Adrian Wackett, Sebastian Pérez-López receive NSF fellowships
The students’ projects aim to explore the carbon-climate feedback in boreal landscapes and analyze sedimentary deposits of Mars-like environments in Chile.
Two geological sciences students have been awarded Graduate Research Fellowships from the National Science Foundation (NSF). The award recognizes and supports outstanding graduate students in NSF-supported STEM disciplines.

Adrian Wackett, an incoming PhD student with Associate Professor Jane Willenbring, will be working at the nexus of geomorphology and biogeochemistry to understand how boreal wildfires affect rates of soil erosion and carbon sequestration over decades to centuries.

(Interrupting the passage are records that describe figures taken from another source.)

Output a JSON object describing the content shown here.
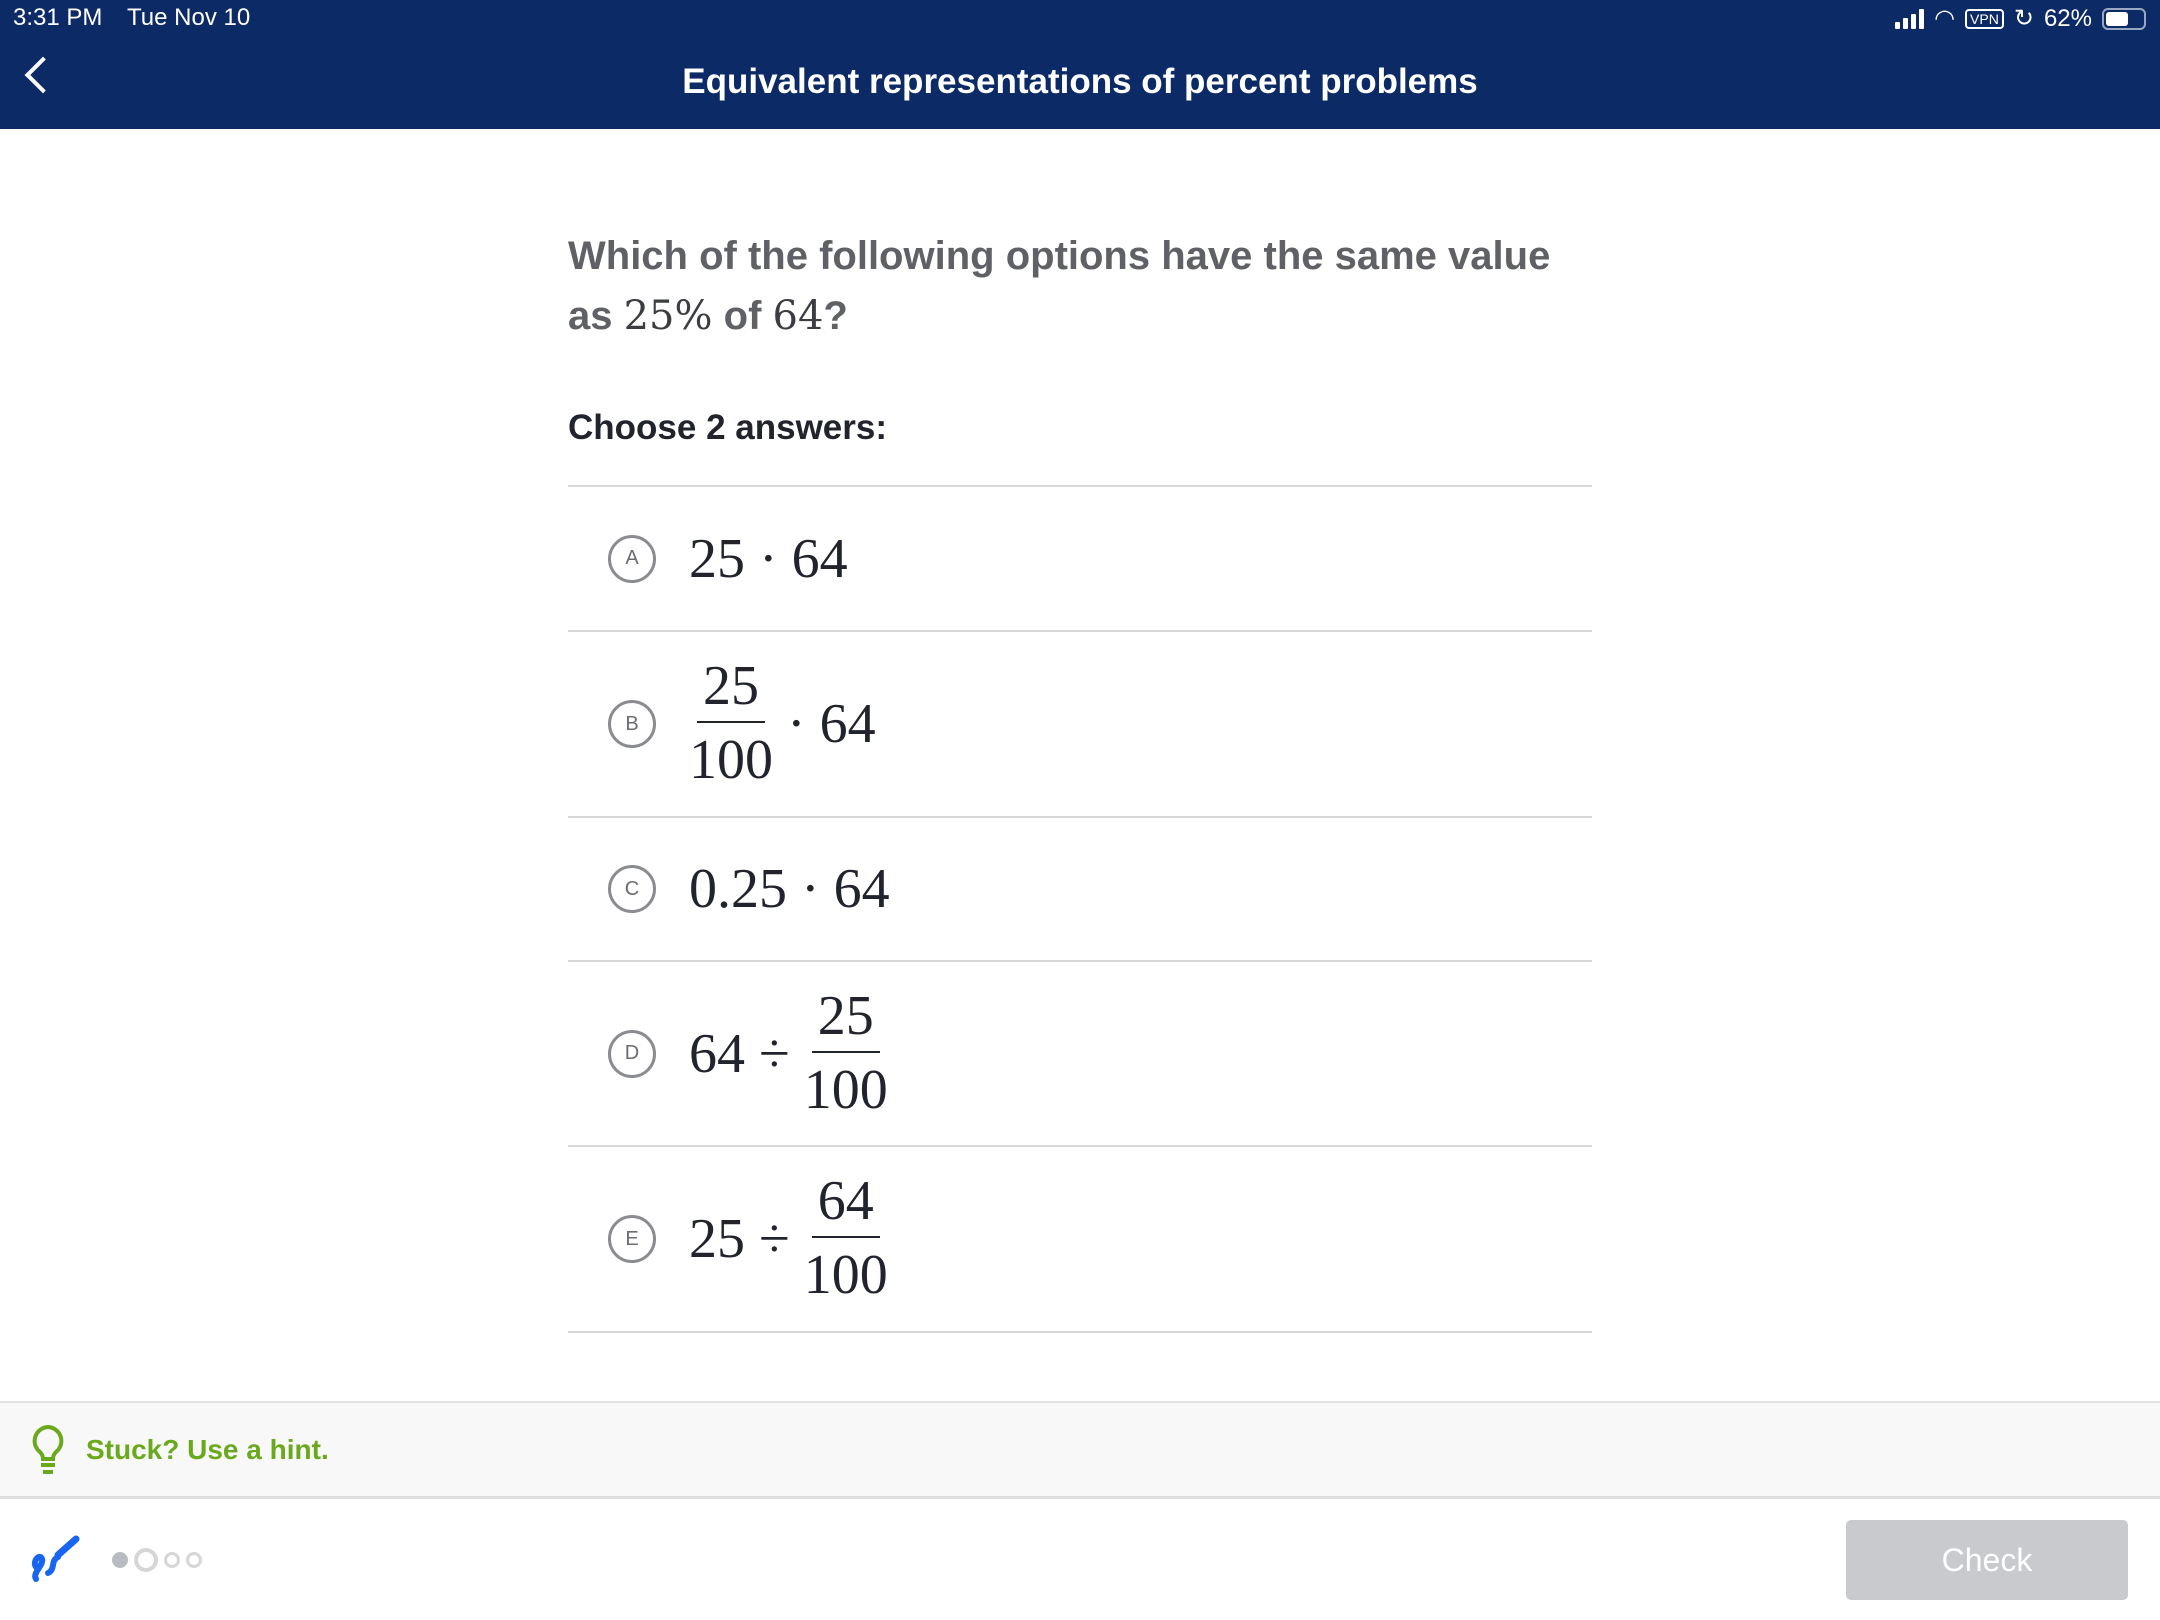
{
  "status": {
    "time": "3:31 PM",
    "date": "Tue Nov 10",
    "vpn": "VPN",
    "battery": "62%",
    "battery_level": 0.62
  },
  "header": {
    "title": "Equivalent representations of percent problems"
  },
  "question": {
    "text1": "Which of the following options have the same value as ",
    "m1": "25%",
    "text2": " of ",
    "m2": "64",
    "text3": "?"
  },
  "instruction": "Choose 2 answers:",
  "choices": [
    {
      "letter": "A",
      "a": "25",
      "op": "·",
      "b": "64"
    },
    {
      "letter": "B",
      "num": "25",
      "den": "100",
      "op": "·",
      "b": "64"
    },
    {
      "letter": "C",
      "a": "0.25",
      "op": "·",
      "b": "64"
    },
    {
      "letter": "D",
      "a": "64",
      "op": "÷",
      "num": "25",
      "den": "100"
    },
    {
      "letter": "E",
      "a": "25",
      "op": "÷",
      "num": "64",
      "den": "100"
    }
  ],
  "hint": "Stuck? Use a hint.",
  "check": "Check",
  "colors": {
    "header": "#0c2a66",
    "hint": "#6aa91e",
    "check": "#c8cacd",
    "pencil": "#1865f2"
  }
}
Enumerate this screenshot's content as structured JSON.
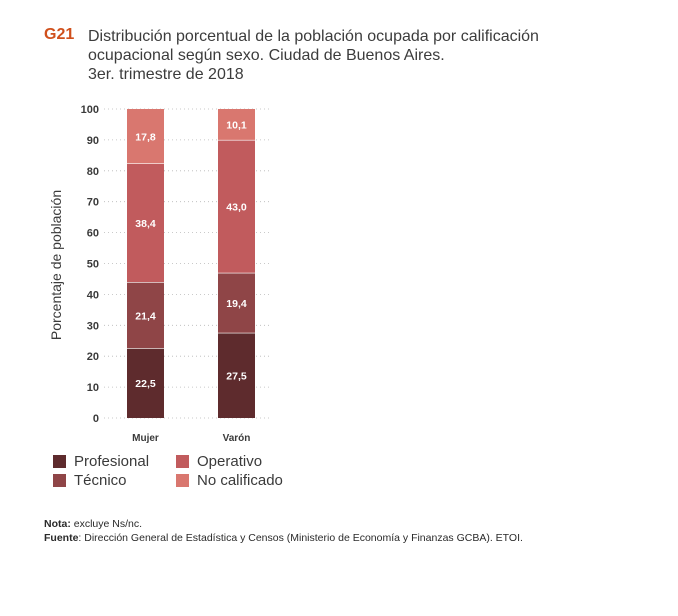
{
  "figure": {
    "code": "G21",
    "title_lines": [
      "Distribución porcentual de la población ocupada por calificación",
      "ocupacional según sexo. Ciudad de Buenos Aires.",
      "3er. trimestre de 2018"
    ]
  },
  "chart_data": {
    "type": "bar",
    "stacked": true,
    "title": "Distribución porcentual de la población ocupada por calificación ocupacional según sexo. Ciudad de Buenos Aires. 3er. trimestre de 2018",
    "categories": [
      "Mujer",
      "Varón"
    ],
    "series": [
      {
        "name": "Profesional",
        "values": [
          22.5,
          27.5
        ],
        "labels": [
          "22,5",
          "27,5"
        ],
        "color": "#5e2b2d"
      },
      {
        "name": "Técnico",
        "values": [
          21.4,
          19.4
        ],
        "labels": [
          "21,4",
          "19,4"
        ],
        "color": "#8f4547"
      },
      {
        "name": "Operativo",
        "values": [
          38.4,
          43.0
        ],
        "labels": [
          "38,4",
          "43,0"
        ],
        "color": "#c15b5d"
      },
      {
        "name": "No calificado",
        "values": [
          17.8,
          10.1
        ],
        "labels": [
          "17,8",
          "10,1"
        ],
        "color": "#d9776f"
      }
    ],
    "xlabel": "",
    "ylabel": "Porcentaje de población",
    "ylim": [
      0,
      100
    ],
    "yticks": [
      0,
      10,
      20,
      30,
      40,
      50,
      60,
      70,
      80,
      90,
      100
    ],
    "grid": true,
    "legend_position": "bottom-left"
  },
  "notes": {
    "nota_label": "Nota:",
    "nota_text": " excluye Ns/nc.",
    "fuente_label": "Fuente",
    "fuente_text": ": Dirección General de Estadística y Censos (Ministerio de Economía y Finanzas GCBA). ETOI."
  }
}
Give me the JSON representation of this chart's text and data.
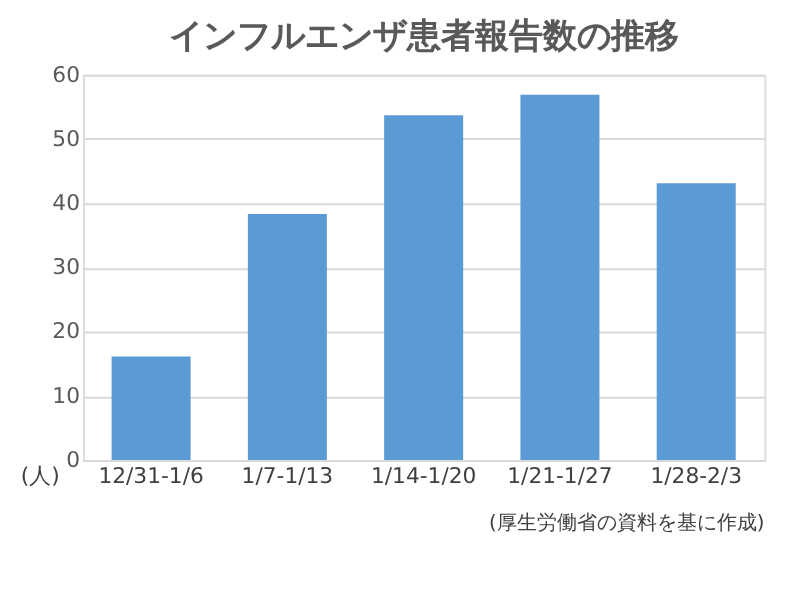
{
  "chart_data": {
    "type": "bar",
    "title": "インフルエンザ患者報告数の推移",
    "ylabel": "(人)",
    "categories": [
      "12/31-1/6",
      "1/7-1/13",
      "1/14-1/20",
      "1/21-1/27",
      "1/28-2/3"
    ],
    "values": [
      16.1,
      38.3,
      53.7,
      56.9,
      43.1
    ],
    "color": "#5b9bd5",
    "ylim": [
      0,
      60
    ],
    "yticks": [
      0,
      10,
      20,
      30,
      40,
      50,
      60
    ],
    "grid": "y",
    "annotations": [
      "(厚生労働省の資料を基に作成)"
    ]
  }
}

His project, titled “Forcings and feedbacks among fire, erosion, and soil carbon cycling in boreal landscapes,” aims to address a knowledge gap about the role of soil erosion in ecosystem carbon recovery trajectories across wildfire-affected landscapes. Soils are the largest terrestrial carbon reservoir on Earth, and a disproportionate amount of this soil carbon is stored in high latitude boreal forests.
“Understanding the interplay between erosion and soil carbon dynamics will be increasingly important for understanding global carbon cycles and ecosystem recovery trajectories in the coming centuries,” Wackett said.
Stanford undergraduate Sebastian Pérez-López, who will enter a graduate degree program at Brown University in the fall, will be using the hyper-arid conditions of the Atacama Desert, Chile, as a comparable environment to Mars. His project, which is titled “Atacama Salt Caves as a Mars Analog for Subsurface Evaporite Deposits,” aims to expose subsurface areas that may be able to support life.
“Subsurface environments can offer protection from extreme radiation levels and serve as more stable environments suitable for life, but to date have largely been overlooked due to the inherent limitations of remote sensing that gives us mostly surface data,” said Pérez-López, who became involved with planetary science through Mathieu Lapôtre and his Earth & Planetary Surface Processes Lab.